De alguna manera, este autobús destartalado se ha convertido en una radiografía improvisada pero precisa de lo que se ha convertido la migración hacia los EEUU durante la última década. Buscando oportunidades, seguridad o, simplemente, estabilidad, cientos de miles de guatemaltecos han puesto rumbo al norte. De hecho, actualmente Guatemala es el país del que provienen el mayor número de personas migrantes que llegan a los EEUU. Aproximadamente 280.000 guatemaltecos fueron detenidos por la policía fronteriza en 2019, el último año del que se tiene registro, según datos de las autoridades estadounidenses.
Pero la migración es un fenómeno que no solo afecta a quienes se marchan, sino también a quienes se quedan. Como en el caso de José y su esposa, la mitad de las personas migrantes de Centroamérica dejan atrás a algún hijo o hija (según un informe reciente del Banco Interamericano de Desarrollo). Al marcharse los padres, los hijos suelen quedar a cargo de familiares, por lo general abuelas o hermanas mayores, que muchas veces no tienen el tiempo, energía o capacidad suficiente para asumir el reto que supone la crianza. En otros casos, los niños simplemente acaban creciendo solos en las calles.

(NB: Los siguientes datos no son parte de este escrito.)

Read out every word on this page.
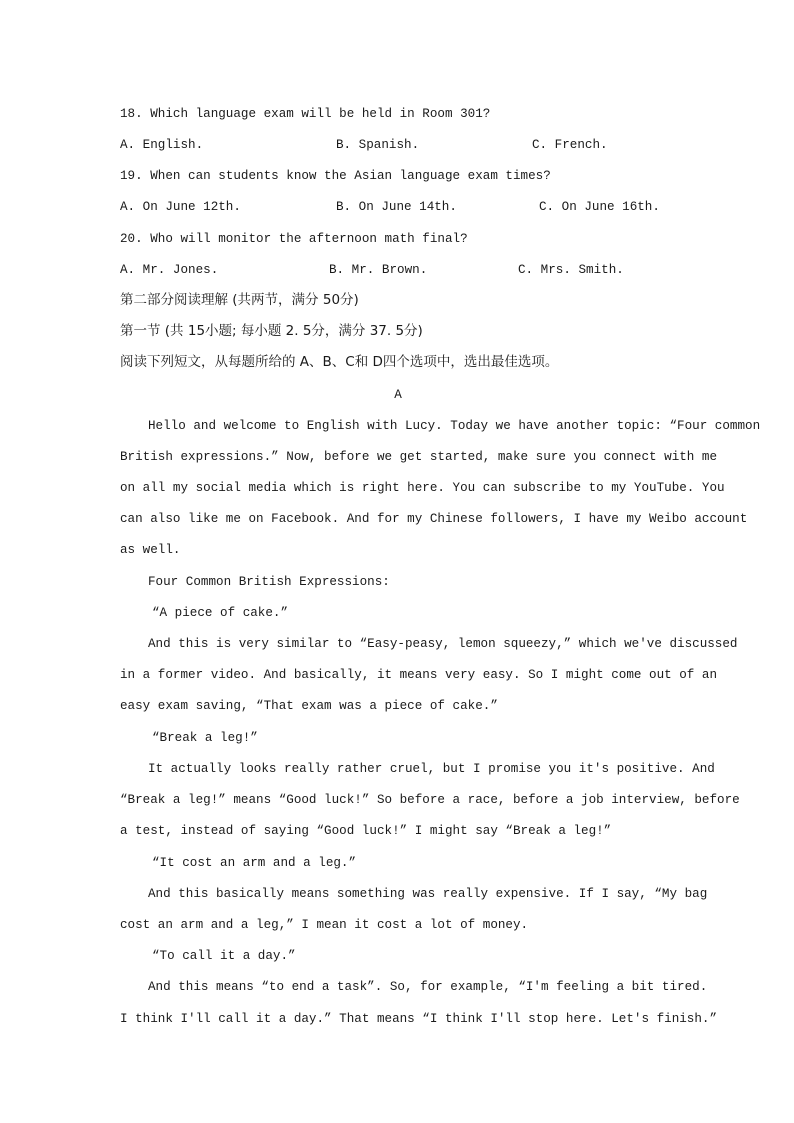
18. Which language exam will be held in Room 301?
A. English.	B. Spanish.	C. French.
19. When can students know the Asian language exam times?
A. On June 12th.	B. On June 14th.	C. On June 16th.
20. Who will monitor the afternoon math final?
A. Mr. Jones.	B. Mr. Brown.	C. Mrs. Smith.
第二部分阅读理解 (共两节，满分 50分)
第一节 (共 15小题; 每小题 2. 5分，满分 37. 5分)
阅读下列短文，从每题所给的 A、B、C和 D四个选项中，选出最佳选项。
A
Hello and welcome to English with Lucy. Today we have another topic: “Four common
British expressions.” Now, before we get started, make sure you connect with me
on all my social media which is right here. You can subscribe to my YouTube. You
can also like me on Facebook. And for my Chinese followers, I have my Weibo account
as well.
Four Common British Expressions:
“A piece of cake.”
And this is very similar to “Easy-peasy, lemon squeezy,” which we've discussed
in a former video. And basically, it means very easy. So I might come out of an
easy exam saving, “That exam was a piece of cake.”
“Break a leg!”
It actually looks really rather cruel, but I promise you it's positive. And
“Break a leg!” means “Good luck!” So before a race, before a job interview, before
a test, instead of saying “Good luck!” I might say “Break a leg!”
“It cost an arm and a leg.”
And this basically means something was really expensive. If I say, “My bag
cost an arm and a leg,” I mean it cost a lot of money.
“To call it a day.”
And this means “to end a task”. So, for example, “I'm feeling a bit tired.
I think I'll call it a day.” That means “I think I'll stop here. Let's finish.”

Al otro lado de la ciudad, en el barrio de La Verbena, Berenice (nombre ficticio, escogido por ella) se fatiga subiendo las empinadas escaleras que suben a su casa, un hogar humilde de paredes de hormigón desnudo y techo de lámina. Vive con su nieto, Neymar (nombre ficticio, escogido por él), que quedó a su cargo hace más de 4 años cuando la madre del chico decidió emigrar. Si bien es cierto que la madre les envía algo de dinero desde los EEUU, para Berenice “la plata no puede reemplazar a una madre”. No lo dice con resentimiento por tener que estar criando a un nieto, sino más bien con una mezcla de pena y preocupación. En las últimas semanas Neymar, que ya tiene 16 años, ha comenzado a juntarse con unos pandilleros de su barrio y ella, agotada, no se ve capaz de controlar a su nieto adolescente. Aunque intenta mantener la discreción, Berenice confiesa que le avisaron desde la escuela porque habían visto a Neymar vendiendo marihuana. Si bien este no es un delito grave, le angustia que pueda ser un primer paso antes de continuar con delitos mayores como la extorsión o el asesinato. “Es el precio de la migración; un niño no puede crecer sin su familia. Se fueron para hacer plata pero, al final, nos salió caro”, sentencia Berenice.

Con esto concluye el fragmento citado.